Ce dernier a réagi à ce refus en moquant son homologue français, dont "personne ne veut car il va bientôt terminer son mandat", et en agitant le spectre de droits de douane de 200% sur les vins et champagnes.

Hasard du calendrier, cette séquence intervient le jour de la diffusion, prévue mardi sur la chaîne France 2, d'un documentaire dans lequel on voit Emmanuel Macron appeler le dirigeant américain en mai depuis Kiev pour lui dire que le président ukrainien Volodymyr Zelensky a accepté sa proposition de cessez-le-feu. "Prix Nobel pour ça!", "tu es le meilleur", répond l'intéressé.

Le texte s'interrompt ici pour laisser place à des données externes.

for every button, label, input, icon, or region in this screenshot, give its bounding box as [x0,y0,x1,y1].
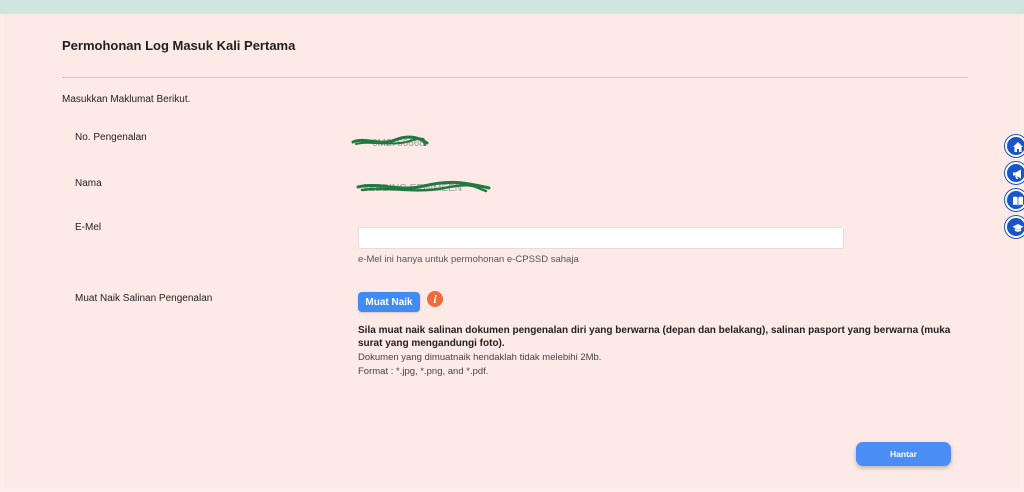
upload-button[interactable]: Muat Naik [358,292,420,312]
name-label: Nama [75,178,102,189]
graduation-cap-icon [1012,224,1024,232]
redaction-scribble-name [356,180,491,193]
side-nav-announcements[interactable] [1005,162,1024,184]
submit-button[interactable]: Hantar [856,442,951,466]
book-icon [1013,196,1023,206]
upload-format: Format : *.jpg, *.png, and *.pdf. [358,366,489,377]
upload-label: Muat Naik Salinan Pengenalan [75,293,213,304]
upload-size-limit: Dokumen yang dimuatnaik hendaklah tidak … [358,352,602,363]
email-help-text: e-Mel ini hanya untuk permohonan e-CPSSD… [358,254,579,265]
email-input[interactable] [358,227,844,249]
form-intro: Masukkan Maklumat Berikut. [62,94,191,105]
info-icon[interactable]: i [427,291,443,307]
side-nav-education[interactable] [1005,216,1024,238]
id-number-label: No. Pengenalan [75,132,147,143]
home-icon [1013,142,1023,152]
upload-instructions: Sila muat naik salinan dokumen pengenala… [358,325,951,349]
page-title: Permohonan Log Masuk Kali Pertama [62,38,296,53]
side-nav-manual[interactable] [1005,189,1024,211]
top-bar [0,0,1024,14]
email-label: E-Mel [75,222,102,233]
form-panel [4,14,1020,488]
side-nav-home[interactable] [1005,135,1024,157]
megaphone-icon [1013,169,1021,179]
redaction-scribble-id [351,135,429,146]
title-divider [62,77,968,78]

Les deux hommes, qui avaient cassé les codes, chacun à sa manière, pour arriver aux affaires en 2017, avaient d'abord noué une relation particulière, entre séduction et rapport de forces. Mais la vraie-fausse idylle a depuis connu des hauts mais aussi beaucoup de bas.

A tel point qu'Emmanuel Macron est régulièrement accusé, en France et parfois en Europe, d'en faire trop pour plaire à Donald Trump.

L'ex-président François Hollande a estimé que son successeur à l'Elysée avait tort de vouloir ménager l'Américain "pour essayer de l'influencer" et de "tout faire pour garder Donald Trump sur le terrain européen".

C'est bien la stratégie d'Emmanuel Macron: "garder Trump au plus près de nous" lorsque les intérêts européens sont en cause, sur l'Ukraine, le Groenland ou le commerce. "Gérer ses à-coups" et les poussées de tensions, quitte à avaler des couleuvres, quand monter au créneau serait peine perdue.

"Il pense qu'il faut choisir ses batailles", analyse Célia Belin, chercheuse au Conseil européen pour les relations internationales. "C'est un principe de réalité: quand la gesticulation ne sert à rien, ça nous rend à la limite plus faibles", dit-elle à l'AFP.

Selon elle, "l'Europe a besoin que la France", pays doté de l'arme nucléaire et porteuse par tradition gaulliste d'une voix à part, "se mette plus en avant dans la confrontation avec Trump".